The Times' Seema Mehta on Wednesday caught up with former Florida governor Jeb Bush in San Francisco, where he briefly paused his tech sector outright to send a message to an even more critical potential constituency: Latinos. Bush criticized Donald Trump for his comments on immigrants and put some distance between him and the man polls show at the top of the GOP field.
“I think candidates ought to lay out proposals to solve problems rather than basically prey on legitimate fears and concerns,” Bush told reporters.
When Wisconsin Gov. Scott Walker on Friday wraps up his campaign launch tour in Iowa Friday, he's not just returning closer to home -- he's closer to his comfort zone.

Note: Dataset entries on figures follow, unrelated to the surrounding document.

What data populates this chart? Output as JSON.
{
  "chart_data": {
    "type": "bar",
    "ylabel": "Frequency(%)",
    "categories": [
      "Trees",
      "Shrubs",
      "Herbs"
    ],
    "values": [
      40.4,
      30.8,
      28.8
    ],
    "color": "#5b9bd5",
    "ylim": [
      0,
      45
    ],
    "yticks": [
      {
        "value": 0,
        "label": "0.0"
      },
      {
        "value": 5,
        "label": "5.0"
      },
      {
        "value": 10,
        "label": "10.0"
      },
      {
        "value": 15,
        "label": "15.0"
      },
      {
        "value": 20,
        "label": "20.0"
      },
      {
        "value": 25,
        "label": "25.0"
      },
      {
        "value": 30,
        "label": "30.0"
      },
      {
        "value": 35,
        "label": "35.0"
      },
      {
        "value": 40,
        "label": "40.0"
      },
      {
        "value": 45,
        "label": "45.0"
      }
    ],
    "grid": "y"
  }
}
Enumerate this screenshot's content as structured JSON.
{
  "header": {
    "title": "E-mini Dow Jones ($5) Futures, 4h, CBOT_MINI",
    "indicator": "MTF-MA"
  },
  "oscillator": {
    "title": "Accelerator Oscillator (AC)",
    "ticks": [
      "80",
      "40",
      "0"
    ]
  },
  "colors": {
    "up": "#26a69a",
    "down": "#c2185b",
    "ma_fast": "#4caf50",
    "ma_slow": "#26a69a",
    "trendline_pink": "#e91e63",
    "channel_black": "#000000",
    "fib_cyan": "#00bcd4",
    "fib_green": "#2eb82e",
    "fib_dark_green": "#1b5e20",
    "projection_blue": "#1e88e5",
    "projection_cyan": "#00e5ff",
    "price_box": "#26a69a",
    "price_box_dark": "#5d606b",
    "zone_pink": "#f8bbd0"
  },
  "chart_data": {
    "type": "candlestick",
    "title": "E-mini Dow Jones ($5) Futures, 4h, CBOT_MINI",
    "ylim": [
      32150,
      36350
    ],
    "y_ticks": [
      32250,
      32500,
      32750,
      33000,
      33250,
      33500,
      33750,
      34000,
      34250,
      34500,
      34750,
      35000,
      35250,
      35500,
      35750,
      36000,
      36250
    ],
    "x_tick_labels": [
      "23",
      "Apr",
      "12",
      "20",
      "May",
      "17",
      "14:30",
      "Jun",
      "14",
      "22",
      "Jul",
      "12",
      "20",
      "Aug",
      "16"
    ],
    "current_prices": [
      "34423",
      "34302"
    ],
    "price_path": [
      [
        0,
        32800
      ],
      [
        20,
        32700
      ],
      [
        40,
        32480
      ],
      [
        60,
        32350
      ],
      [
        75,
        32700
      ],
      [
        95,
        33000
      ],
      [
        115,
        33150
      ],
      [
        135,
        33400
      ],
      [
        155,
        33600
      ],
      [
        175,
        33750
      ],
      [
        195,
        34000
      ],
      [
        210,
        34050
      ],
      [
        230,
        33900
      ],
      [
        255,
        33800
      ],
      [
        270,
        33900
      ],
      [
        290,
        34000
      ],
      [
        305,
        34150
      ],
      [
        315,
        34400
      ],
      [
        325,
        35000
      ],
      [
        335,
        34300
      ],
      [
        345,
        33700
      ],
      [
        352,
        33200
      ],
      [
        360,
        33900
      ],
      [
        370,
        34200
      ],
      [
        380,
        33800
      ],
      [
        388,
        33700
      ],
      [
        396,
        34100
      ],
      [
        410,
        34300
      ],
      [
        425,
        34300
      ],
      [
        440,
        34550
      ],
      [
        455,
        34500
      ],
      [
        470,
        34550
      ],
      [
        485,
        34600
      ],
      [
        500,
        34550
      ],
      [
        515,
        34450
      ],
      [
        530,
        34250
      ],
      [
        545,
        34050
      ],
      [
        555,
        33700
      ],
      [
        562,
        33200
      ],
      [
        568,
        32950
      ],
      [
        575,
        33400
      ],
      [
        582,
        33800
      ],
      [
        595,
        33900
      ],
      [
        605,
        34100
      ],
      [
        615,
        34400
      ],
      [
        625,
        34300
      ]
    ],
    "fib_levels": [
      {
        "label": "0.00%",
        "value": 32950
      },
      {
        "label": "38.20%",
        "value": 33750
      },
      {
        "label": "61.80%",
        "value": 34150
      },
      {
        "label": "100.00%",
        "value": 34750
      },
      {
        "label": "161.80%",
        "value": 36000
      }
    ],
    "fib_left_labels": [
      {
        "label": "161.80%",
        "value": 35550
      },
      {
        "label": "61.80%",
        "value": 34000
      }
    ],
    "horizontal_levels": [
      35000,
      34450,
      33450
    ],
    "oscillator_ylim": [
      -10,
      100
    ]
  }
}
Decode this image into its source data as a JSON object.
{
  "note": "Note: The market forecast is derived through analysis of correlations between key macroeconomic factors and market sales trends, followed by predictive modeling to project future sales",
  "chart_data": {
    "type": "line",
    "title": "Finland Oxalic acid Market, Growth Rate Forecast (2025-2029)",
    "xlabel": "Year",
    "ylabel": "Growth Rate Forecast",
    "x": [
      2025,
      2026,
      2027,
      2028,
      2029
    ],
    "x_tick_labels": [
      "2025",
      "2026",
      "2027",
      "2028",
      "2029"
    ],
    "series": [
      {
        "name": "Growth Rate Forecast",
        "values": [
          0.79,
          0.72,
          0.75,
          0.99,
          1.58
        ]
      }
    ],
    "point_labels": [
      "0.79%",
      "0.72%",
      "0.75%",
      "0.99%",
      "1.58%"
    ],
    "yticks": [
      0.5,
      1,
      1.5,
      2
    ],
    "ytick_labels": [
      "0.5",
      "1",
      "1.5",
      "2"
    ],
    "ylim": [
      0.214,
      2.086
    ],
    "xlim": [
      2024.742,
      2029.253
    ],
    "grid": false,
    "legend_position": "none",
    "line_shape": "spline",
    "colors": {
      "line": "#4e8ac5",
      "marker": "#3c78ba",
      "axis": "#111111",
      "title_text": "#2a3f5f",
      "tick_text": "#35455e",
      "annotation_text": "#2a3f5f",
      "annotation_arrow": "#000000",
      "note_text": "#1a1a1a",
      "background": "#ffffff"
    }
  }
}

The Times' Noah Bierman reports that Walker's challenge this week was to demonstrate his appeal outside his Midwestern base, in South Carolina, Nevada and New Hampshire.
There were hits and misses, Bierman reports, noting some of Walker's stump speech just didn't translate.The governor's favorite anecdote about coupon cutting in Kohl's department store drew a few chuckles, Bierman writes.
"But the details, including references to the 'Kohl's cash' coupons found in his wife's purse, did not spark the same knowing nods that they did during his announcement speech in Wisconsin, where the chain is based and is a more entrenched symbol of middle-class culture."